Utilisez-vous des gadgets ou des aides au sommeil ? Je ne sais pas si c’est parce que j’ai commencé à m’endormir avec un livre audio quand j’étais plus jeune – j’écoutais le premier chapitre de Charlie et la chocolaterie chaque nuit pendant les dix premières années de ma vie – mais je dois toujours écouter quelque chose avant de dormir. Je préfère écouter des voix, donc je joue généralement un podcast, un livre audio ou une vidéo YouTube.
Y a-t-il quelque chose que vous évitez avant de vous coucher ? Vous devriez vous hydrater efficacement, mais sans que cela n’interfère avec votre sommeil, en termes de réveil pour aller aux toilettes. Donc j’essaie de limiter les liquides pendant les 90 minutes précédant le coucher.
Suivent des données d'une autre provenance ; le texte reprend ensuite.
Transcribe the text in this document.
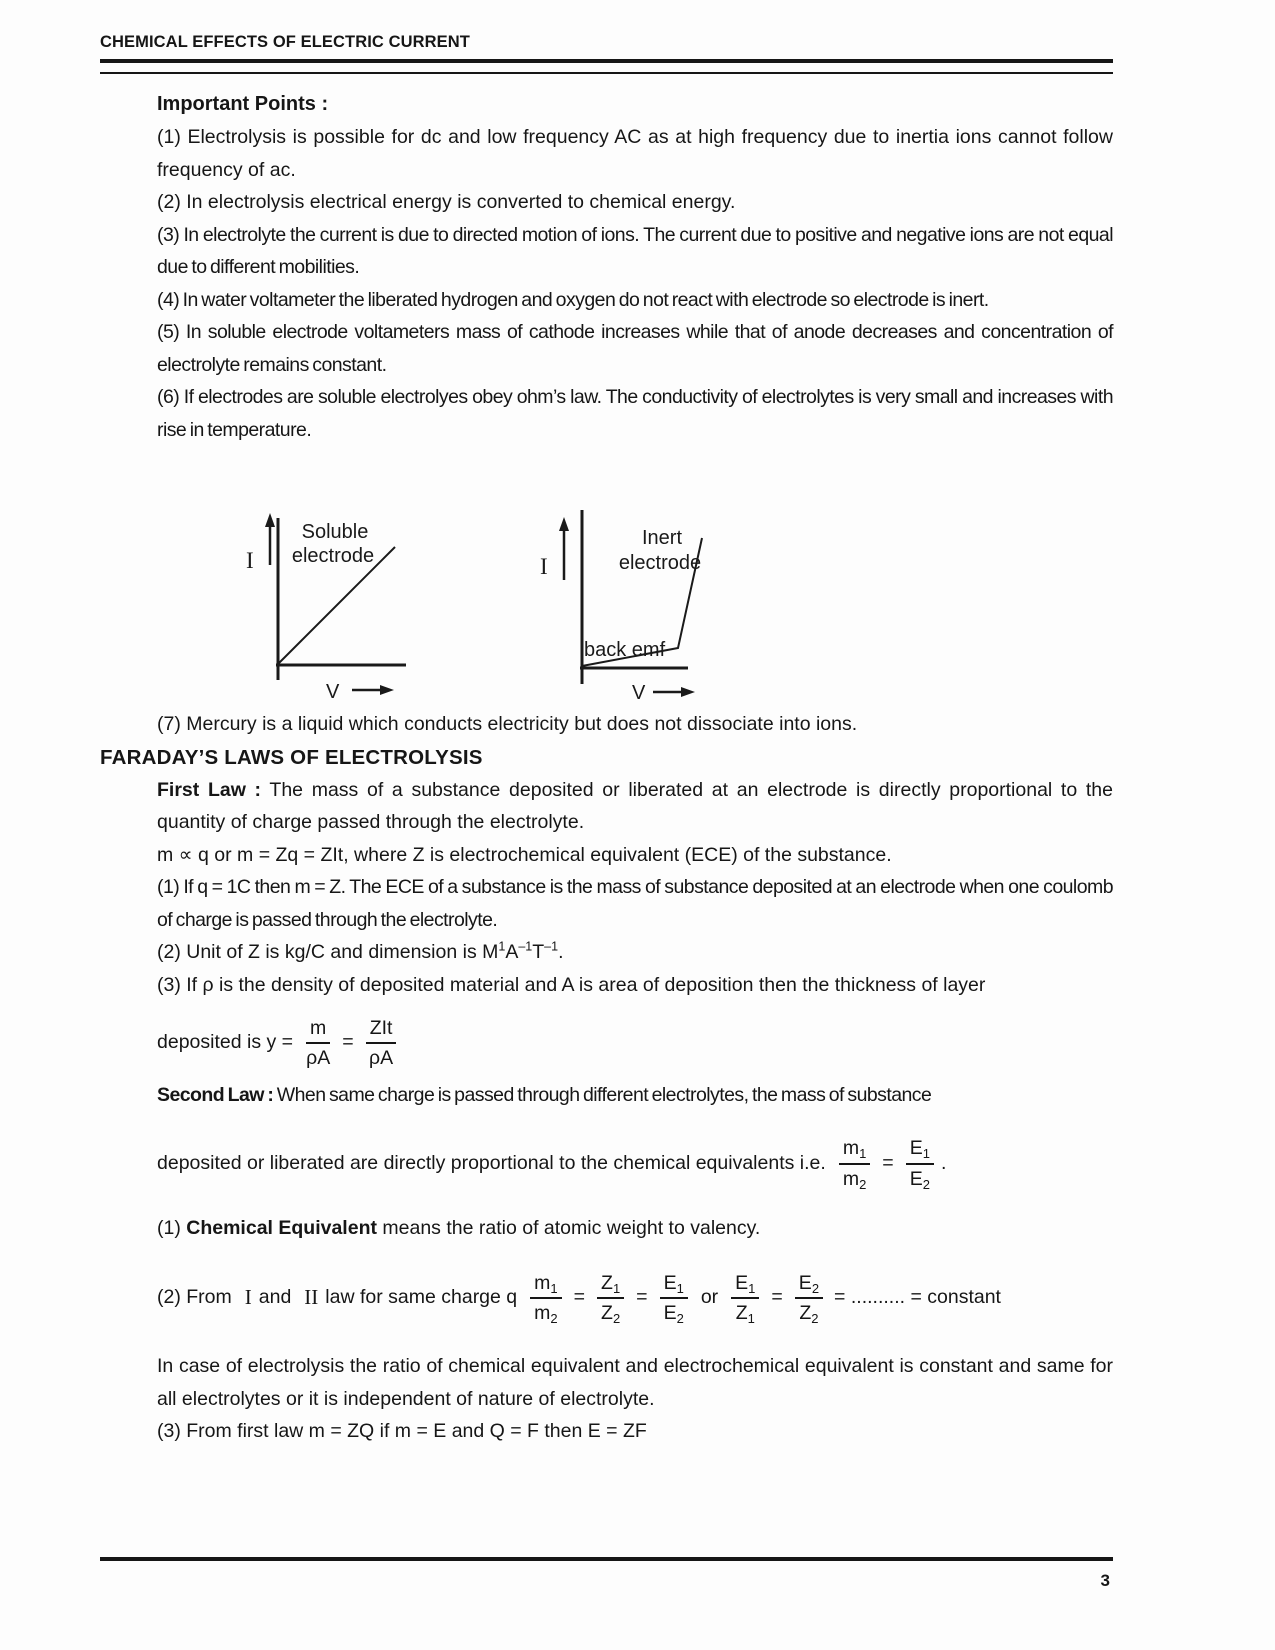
CHEMICAL EFFECTS OF ELECTRIC CURRENT
Important Points :

(1) Electrolysis is possible for dc and low frequency AC as at high frequency due to inertia ions cannot follow frequency of ac.

(2) In electrolysis electrical energy is converted to chemical energy.

(3) In electrolyte the current is due to directed motion of ions. The current due to positive and negative ions are not equal due to different mobilities.

(4) In water voltameter the liberated hydrogen and oxygen do not react with electrode so electrode is inert.

(5) In soluble electrode voltameters mass of cathode increases while that of anode decreases and concentration of electrolyte remains constant.

(6) If electrodes are soluble electrolyes obey ohm’s law. The conductivity of electrolytes is very small and increases with rise in temperature.

I
Soluble
electrode
V
I
Inert
electrode
back emf
V

(7) Mercury is a liquid which conducts electricity but does not dissociate into ions.

FARADAY’S LAWS OF ELECTROLYSIS

First Law : The mass of a substance deposited or liberated at an electrode is directly proportional to the quantity of charge passed through the electrolyte.

m ∝ q or m = Zq = ZIt, where Z is electrochemical equivalent (ECE) of the substance.

(1) If q = 1C then m = Z. The ECE of a substance is the mass of substance deposited at an electrode when one coulomb of charge is passed through the electrolyte.

(2) Unit of Z is kg/C and dimension is $M^1A^{-1}T^{-1}$.

(3) If ρ is the density of deposited material and A is area of deposition then the thickness of layer

deposited is $y = \frac{m}{\rho A} = \frac{\text{ZIt}}{\rho A}$

Second Law : When same charge is passed through different electrolytes, the mass of substance

deposited or liberated are directly proportional to the chemical equivalents i.e. $\frac{m_1}{m_2} = \frac{E_1}{E_2}$ .

(1) Chemical Equivalent means the ratio of atomic weight to valency.

(2) From I and II law for same charge q $\frac{m_1}{m_2} = \frac{Z_1}{Z_2} = \frac{E_1}{E_2}$ or $\frac{E_1}{Z_1} = \frac{E_2}{Z_2}$ = .......... = constant

In case of electrolysis the ratio of chemical equivalent and electrochemical equivalent is constant and same for all electrolytes or it is independent of nature of electrolyte.

(3) From first law m = ZQ if m = E and Q = F then E = ZF

3
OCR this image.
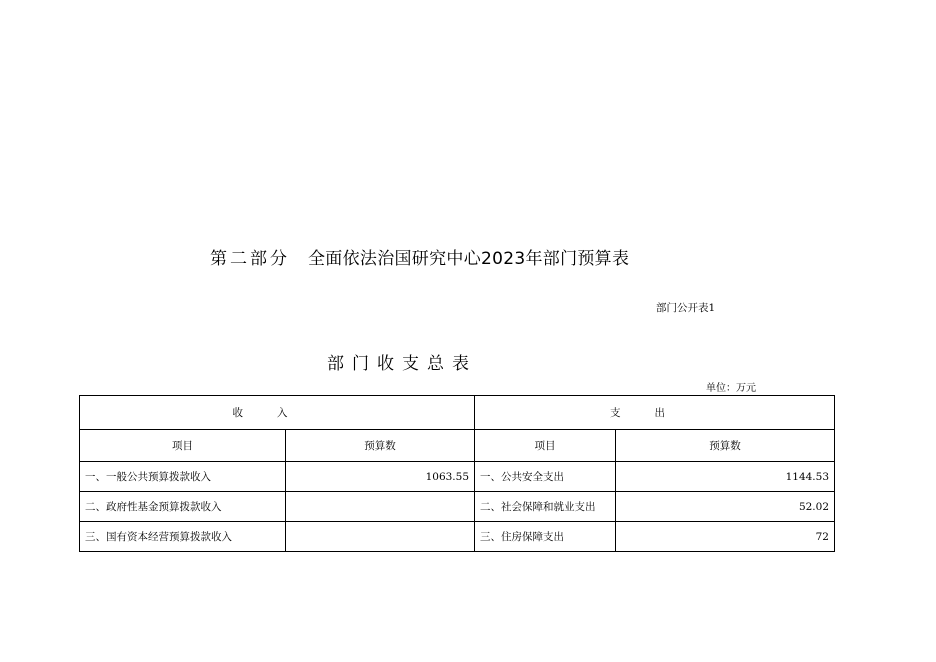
第二部分 全面依法治国研究中心2023年部门预算表
部门公开表1
部门收支总表
单位：万元
收入		支出	
项目	预算数	项目	预算数
一、一般公共预算拨款收入	1063.55	一、公共安全支出	1144.53
二、政府性基金预算拨款收入		二、社会保障和就业支出	52.02
三、国有资本经营预算拨款收入		三、住房保障支出	72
Comment vous assurez-vous une bonne nuit de sommeil avant une grande compétition ? Les éléments qui impactent le plus une course sont le stress émotionnel et les niveaux de cortisol. Vous ne voulez pas dépenser beaucoup d’énergie émotionnelle avant une course et arriver à la ligne de départ épuisé. Une des choses qui engendrent cette fatigue émotionnelle est d’être frustré par l’incapacité à dormir. Donc j’essaie d’avoir une certaine sérénité par rapport au sommeil et de comprendre que deux jours avant une course, cela n’a probablement pas trop d’impact. C’était quelque chose que nous avons tous dû apprendre à gérer rapidement aux Jeux Olympiques de Paris, où nous devions nous lever à 3 heures du matin pour savoir si notre course était maintenue en raison de la pollution de l’eau dans la Seine. Tout cela nécessite d’essayer de rester aussi détendu que possible, sachant que chacun vit la même situation et que la manière dont vous réagissez à un manque de sommeil est primordiale.